O incêndio de grandes proporções, que atingiu a sede do Museu Nacional do Brasil, na Quinta da Boa Vista, Rio de Janeiro, ocorreu na noite de 2 de setembro de 2018. A tragédia destruiu quase a totalidade do acervo histórico e científico construído ao longo de duzentos anos, e que abrangia cerca de vinte milhões de itens catalogados. Além do seu rico acervo, também o edifício histórico que abrigava o Museu, antiga residência oficial dos Imperadores do Brasil, foi extremamente danificado com rachaduras, desabamento de sua cobertura, além da queda de lajes internas.
 
O pesquisador da ENSP Ricardo Ventura Santos relata que, ao escrever o editorial do CSP, veio à sua mente o convite para o seminário de Cambridge.
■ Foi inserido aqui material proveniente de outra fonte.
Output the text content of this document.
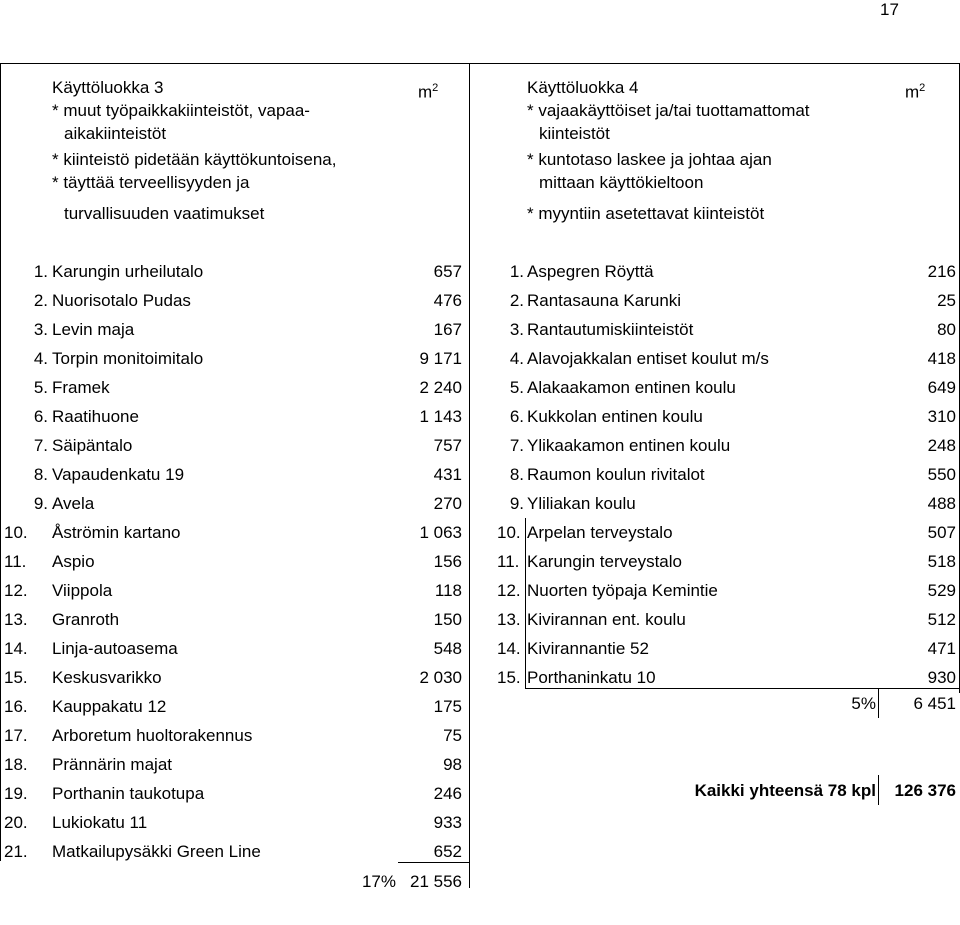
17
Käyttöluokka 3	$m^2$
* muut työpaikkakiinteistöt, vapaa-
aikakiinteistöt
* kiinteistö pidetään käyttökuntoisena,
* täyttää terveellisyyden ja
turvallisuuden vaatimukset
Käyttöluokka 4	$m^2$
* vajaakäyttöiset ja/tai tuottamattomat
kiinteistöt
* kuntotaso laskee ja johtaa ajan
mittaan käyttökieltoon
* myyntiin asetettavat kiinteistöt
1. Karungin urheilutalo	657
2. Nuorisotalo Pudas	476
3. Levin maja	167
4. Torpin monitoimitalo	9 171
5. Framek	2 240
6. Raatihuone	1 143
7. Säipäntalo	757
8. Vapaudenkatu 19	431
9. Avela	270
10. Åströmin kartano	1 063
11. Aspio	156
12. Viippola	118
13. Granroth	150
14. Linja-autoasema	548
15. Keskusvarikko	2 030
16. Kauppakatu 12	175
17. Arboretum huoltorakennus	75
18. Prännärin majat	98
19. Porthanin taukotupa	246
20. Lukiokatu 11	933
21. Matkailupysäkki Green Line	652
1. Aspegren Röyttä	216
2. Rantasauna Karunki	25
3. Rantautumiskiinteistöt	80
4. Alavojakkalan entiset koulut m/s	418
5. Alakaakamon entinen koulu	649
6. Kukkolan entinen koulu	310
7. Ylikaakamon entinen koulu	248
8. Raumon koulun rivitalot	550
9. Yliliakan koulu	488
10. Arpelan terveystalo	507
11. Karungin terveystalo	518
12. Nuorten työpaja Kemintie	529
13. Kivirannan ent. koulu	512
14. Kivirannantie 52	471
15. Porthaninkatu 10	930
17% 21 556
5%	6 451
Kaikki yhteensä 78 kpl	126 376
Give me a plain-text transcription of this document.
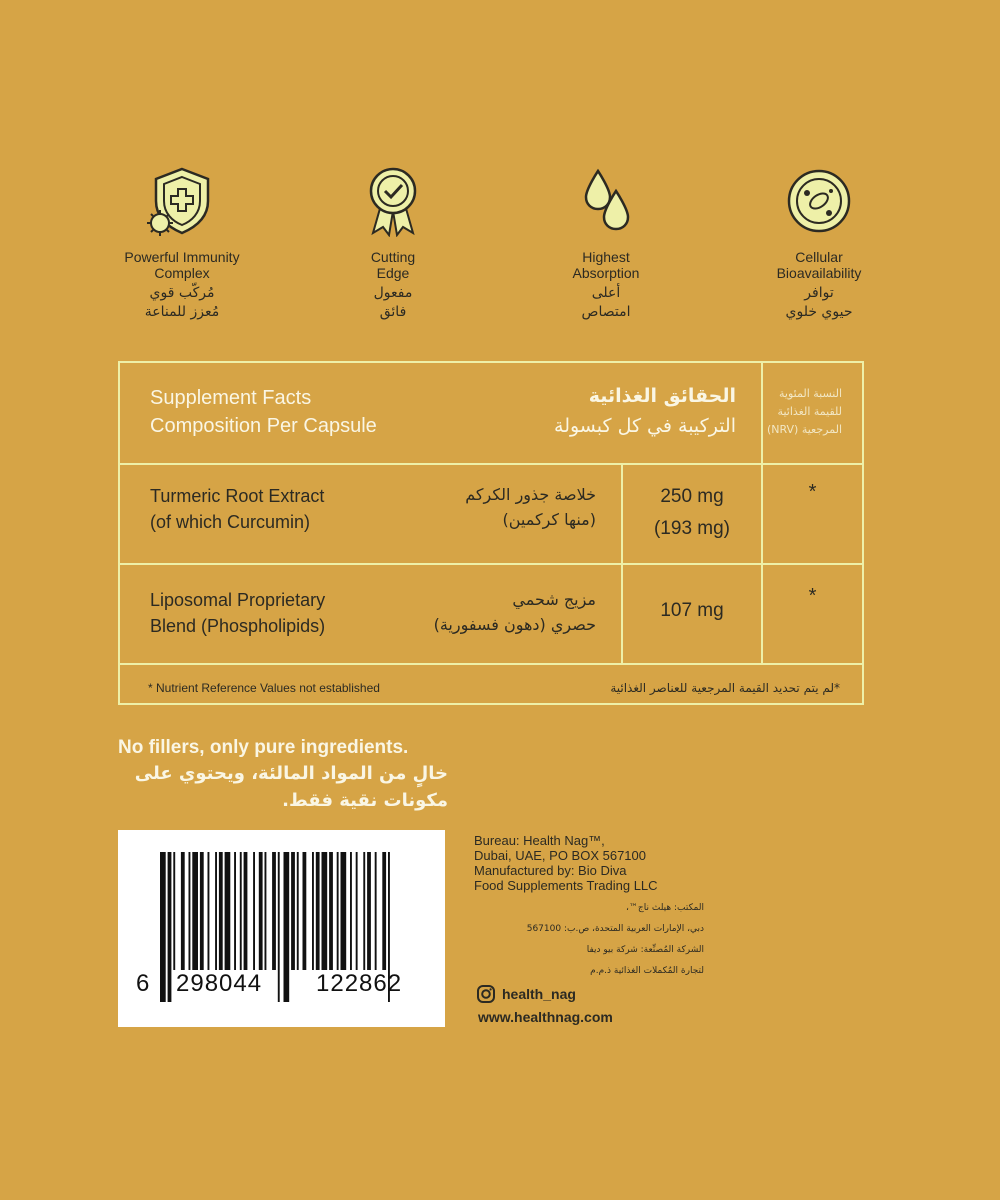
Powerful Immunity
Complex
مُركّب قوي
مُعزز للمناعة
Cutting
Edge
مفعول
فائق
Highest
Absorption
أعلى
امتصاص
Cellular
Bioavailability
توافر
حيوي خلوي
Supplement Facts
Composition Per Capsule
الحقائق الغذائية
التركيبة في كل كبسولة
النسبة المئوية
للقيمة الغذائية
المرجعية (NRV)
Turmeric Root Extract
(of which Curcumin)
خلاصة جذور الكركم
(منها كركمين)
250 mg
(193 mg)
*
Liposomal Proprietary
Blend (Phospholipids)
مزيج شحمي
حصري (دهون فسفورية)
107 mg
*
* Nutrient Reference Values not established	*لم يتم تحديد القيمة المرجعية للعناصر الغذائية
No fillers, only pure ingredients.
خالٍ من المواد المالئة، ويحتوي على
مكونات نقية فقط.
6 298044 122862
Bureau: Health Nag™,
Dubai, UAE, PO BOX 567100
Manufactured by: Bio Diva
Food Supplements Trading LLC
المكتب: هيلث ناج™،
دبي، الإمارات العربية المتحدة، ص.ب: 567100
الشركة المُصنِّعة: شركة بيو ديفا
لتجارة المُكملات الغذائية ذ.م.م
health_nag
www.healthnag.com
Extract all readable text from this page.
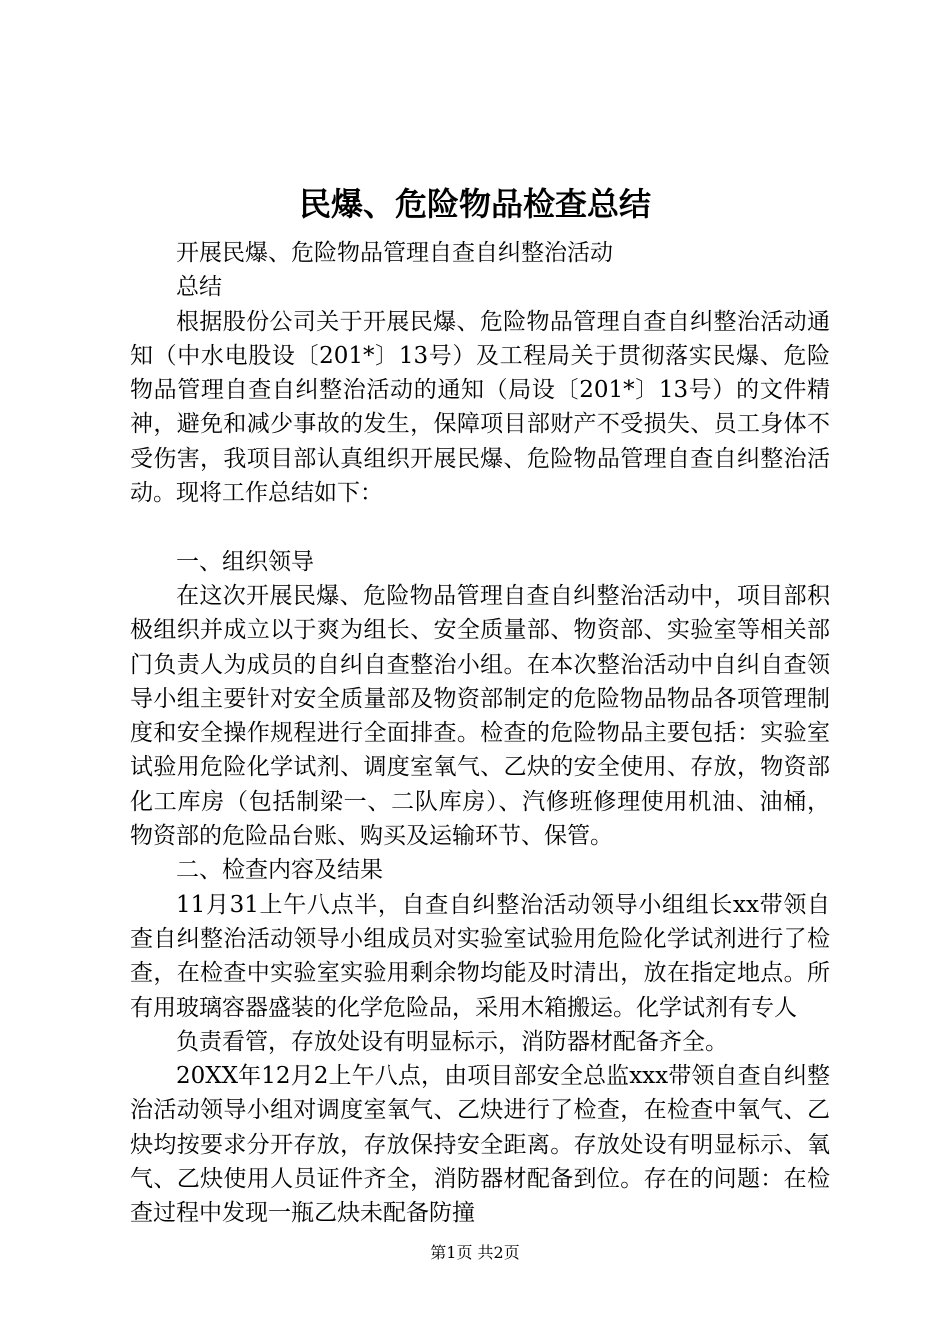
民爆、危险物品检查总结

开展民爆、危险物品管理自查自纠整治活动

总结

根据股份公司关于开展民爆、危险物品管理自查自纠整治活动通知（中水电股设〔201*〕13号）及工程局关于贯彻落实民爆、危险物品管理自查自纠整治活动的通知（局设〔201*〕13号）的文件精神，避免和减少事故的发生，保障项目部财产不受损失、员工身体不受伤害，我项目部认真组织开展民爆、危险物品管理自查自纠整治活动。现将工作总结如下：

一、组织领导

在这次开展民爆、危险物品管理自查自纠整治活动中，项目部积极组织并成立以于爽为组长、安全质量部、物资部、实验室等相关部门负责人为成员的自纠自查整治小组。在本次整治活动中自纠自查领导小组主要针对安全质量部及物资部制定的危险物品物品各项管理制度和安全操作规程进行全面排查。检查的危险物品主要包括：实验室试验用危险化学试剂、调度室氧气、乙炔的安全使用、存放，物资部化工库房（包括制梁一、二队库房）、汽修班修理使用机油、油桶，物资部的危险品台账、购买及运输环节、保管。

二、检查内容及结果

11月31上午八点半，自查自纠整治活动领导小组组长xx带领自查自纠整治活动领导小组成员对实验室试验用危险化学试剂进行了检查，在检查中实验室实验用剩余物均能及时清出，放在指定地点。所有用玻璃容器盛装的化学危险品，采用木箱搬运。化学试剂有专人

负责看管，存放处设有明显标示，消防器材配备齐全。

20XX年12月2上午八点，由项目部安全总监xxx带领自查自纠整治活动领导小组对调度室氧气、乙炔进行了检查，在检查中氧气、乙炔均按要求分开存放，存放保持安全距离。存放处设有明显标示、氧气、乙炔使用人员证件齐全，消防器材配备到位。存在的问题：在检查过程中发现一瓶乙炔未配备防撞

第1页 共2页
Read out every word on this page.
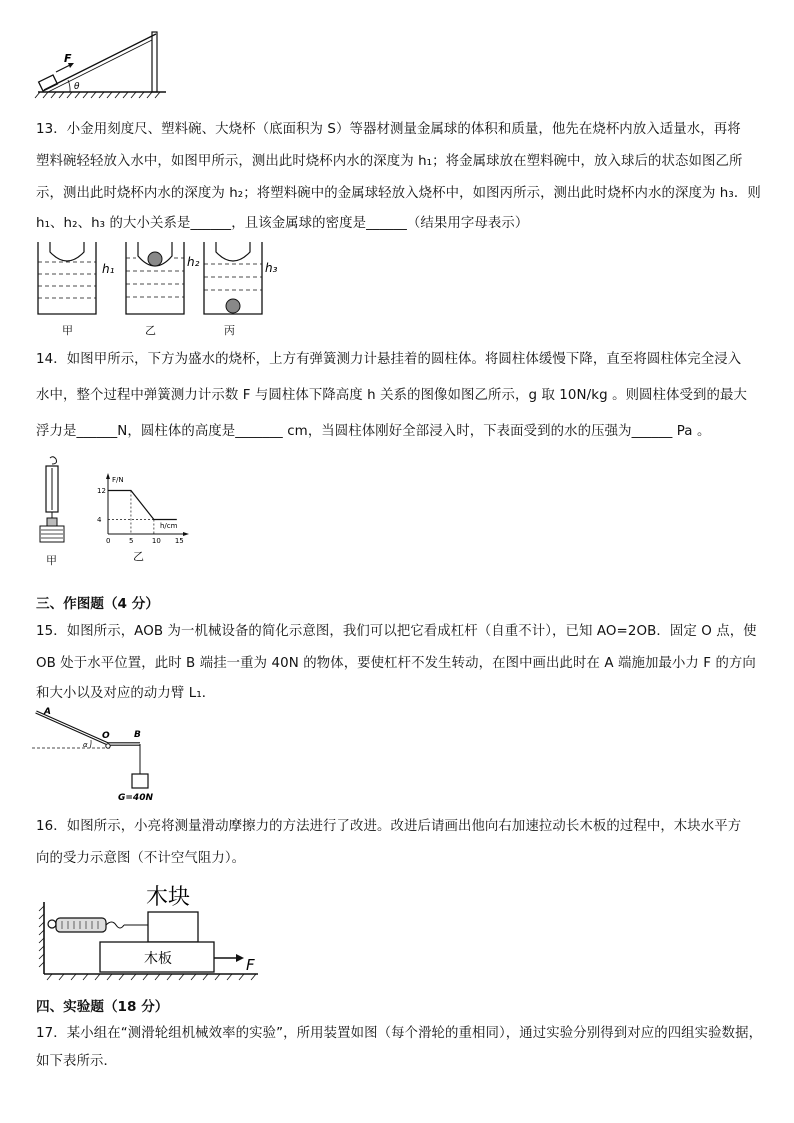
F
θ
13．小金用刻度尺、塑料碗、大烧杯（底面积为 S）等器材测量金属球的体积和质量，他先在烧杯内放入适量水，再将
塑料碗轻轻放入水中，如图甲所示，测出此时烧杯内水的深度为 h₁；将金属球放在塑料碗中，放入球后的状态如图乙所
示，测出此时烧杯内水的深度为 h₂；将塑料碗中的金属球轻放入烧杯中，如图丙所示，测出此时烧杯内水的深度为 h₃．则
h₁、h₂、h₃ 的大小关系是______，且该金属球的密度是______（结果用字母表示）
h₁	h₂	h₃
甲	乙	丙
14．如图甲所示，下方为盛水的烧杯，上方有弹簧测力计悬挂着的圆柱体。将圆柱体缓慢下降，直至将圆柱体完全浸入
水中，整个过程中弹簧测力计示数 F 与圆柱体下降高度 h 关系的图像如图乙所示，g 取 10N/kg 。则圆柱体受到的最大
浮力是______N，圆柱体的高度是_______ cm，当圆柱体刚好全部浸入时，下表面受到的水的压强为______ Pa 。
甲
F/N
h/cm
0	5	10 15
4
12
乙
三、作图题（4 分）
15．如图所示，AOB 为一机械设备的简化示意图，我们可以把它看成杠杆（自重不计），已知 AO=2OB．固定 O 点，使
OB 处于水平位置，此时 B 端挂一重为 40N 的物体，要使杠杆不发生转动，在图中画出此时在 A 端施加最小力 F 的方向
和大小以及对应的动力臂 L₁．
α
A
O	B
G=40N
16．如图所示，小亮将测量滑动摩擦力的方法进行了改进。改进后请画出他向右加速拉动长木板的过程中，木块水平方
向的受力示意图（不计空气阻力）。
木块
木板	F
四、实验题（18 分）
17．某小组在“测滑轮组机械效率的实验”，所用装置如图（每个滑轮的重相同），通过实验分别得到对应的四组实验数据，
如下表所示．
Na mensagem eletrônica o convidando, a historiadora da ciência inglesa, Jenny Bangham, dizia “Hello + invitation: ‘How Collections End'”. Devido ao seu vínculo com o Museu Nacional e de seus interesses nas áreas da Antropologia da Ciência e História da Antropologia, o convite indicava que o intuito era reunir pesquisadores que escreveram sobre coleções biomédicas museológicas e mencionava exemplos tão variados como o destino de coleções dos mais diversos objetos (rochas etc.) feitas por crianças (e como se dissipam ao longo da vida) e, no contexto dos debates pós-coloniais contemporâneos, as discussões sobre o retorno de coleções de arte grega albergadas em museus ingleses desde o século XVIII, assim como o “repatriamento” de materiais de procedência indígena em museus de história natural e laboratórios de ciência nas mais diversas partes do mundo. 
 
Em certa altura da mensagem, disse Ricardo Ventura, aparecia a pergunta: “Do you have a story about ‘endings' that you would like to share?”. “Ao longo dos meses quando Vimeiro e eu discutimos nosso texto para o seminário, a lembrança que tenho é a de que estávamos sempre buscando nos aproximar do tema, uma vez que a questão do ‘fim das coleções’ nos parecia distante, mesmo etérea.” Mas, infelizmente, agora ele e muitos outros colegas, têm não uma, mas múltiplas, próximas e duramente concretas “estórias sobre ‘términos'” a compartilhar.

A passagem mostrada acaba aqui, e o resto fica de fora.